In Havana, when you talk movies to a young filmmaker like Adolfo Mena Cejas, you quickly learn he’s already seen most of the pictures that haven’t come out yet, as well as next season’s top miniseries. In Cuba, you don’t wait for pirated films to be released, and you certainly don’t pay to see them — that would inhibit the love affair with Hollywood.
Cuba is supposed to be an isolated nation (“the island time forgot,” says Time magazine) but that’s yesterday’s news, and so are stories about Havana’s backwardness. The city is buzzing with hot new bars and restaurants, and despite six decades of communist-style poverty, I’ve met a lot of smart young Cubans with money to spend. And the film culture reflects it.
“Film schools here are opposed to commercial cinema,” notes Carlos Lechuga, a young filmmaker who nonetheless yearns for commercial success. His new movie “Melaza” won several festival prizes, but has no U.S. distributor. Observes Carlos Alzugaray, an important Cuban diplomat and historian, “We want to be recognized again as part of the world.”
To be sure, the Obama administration has taken steps to make that happen, pledging to restore relations between the U.S. and the island nation, but academics and filmmakers realize that the process is going to take time. Big-finned Ford Fairlanes and Plymouths from the ’50s still haunt the streets, but they’re more fun to look at than the new Hondas and BMWs that cramp Los Angeles. Indeed the creaky cars and the crumbling buildings that dot the city combine to create a surreal pop art of poverty.
In visiting with filmmakers and artists here in Havana, I’ve been impressed by their energy and ambition, though life under Fidel Castro has shaped their experience in bizarre ways. Cuban intellectuals like Alzugaray were dispatched to Russia rather than Europe for cultural enrichment. Military service entailed duty in Angola or Ethiopia, not Iraq. Film schools have focused on Japanese or Soviet films, not Hollywood fare.

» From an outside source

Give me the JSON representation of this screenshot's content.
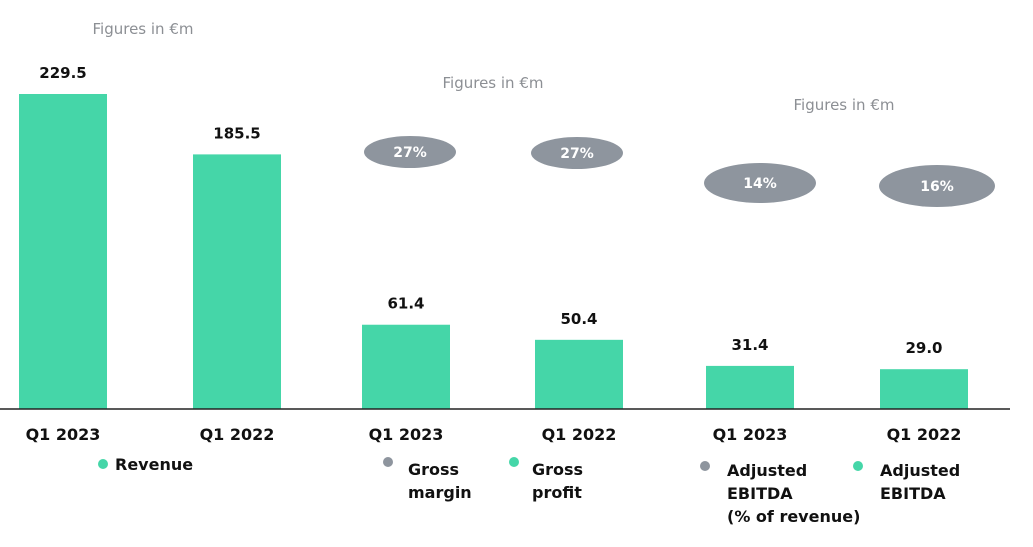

The bonds between Cuba and America were severed when Castro came to power in the early ’60s, in a blaze of revolutionary fervor, but it’s impossible not to be impressed by some of the achievements of the Castro generation — almost 100% literacy, universal health care, and absence of the guns-and-drug traffic that terrorizes much of the Caribbean (and most of Chicago). Indeed with the buzz of change in the air, Havana is a fun place. People actually talk to one another rather than texting. They also sing and dance. When they want Wi-Fi, they can line up outside a studio run by an artist named Kcho (he’s actually Alexis Leiva Machado) who provides it for free.
In terms of cold economics, to be sure, history will judge Castro and his communist advisers to be major failures. Rather than leveraging East against West for financial gain, they gambled on Russia and lost. Cuba literally starved for years in the early ’90s when Russia turned its back on its island partner. Further, Cuba’s new ally, Venezuela, is fast becoming a gangster state. After a couple of weeks here, however, I feel Cubans deserve better than broken dreams. The exile community in Florida furtively funnels considerable resources to their neighbors to the south, but that doesn’t pay the bills. Filmmakers struggle to assemble their skimpy budgets. Mena managed to extract money from the Norwegians. Producer Claudia Calvino found several friends with extra cash. Says film professor and writer Luis Notario, “We all wish that the government would recognize independent production as legal, and we think it will happen some day.”
Meanwhile, until better times, Cuba’s filmmakers will live off Hollywood’s unintended benevolence — pirated movies awaiting release, and yet-to-be broadcast TV shows.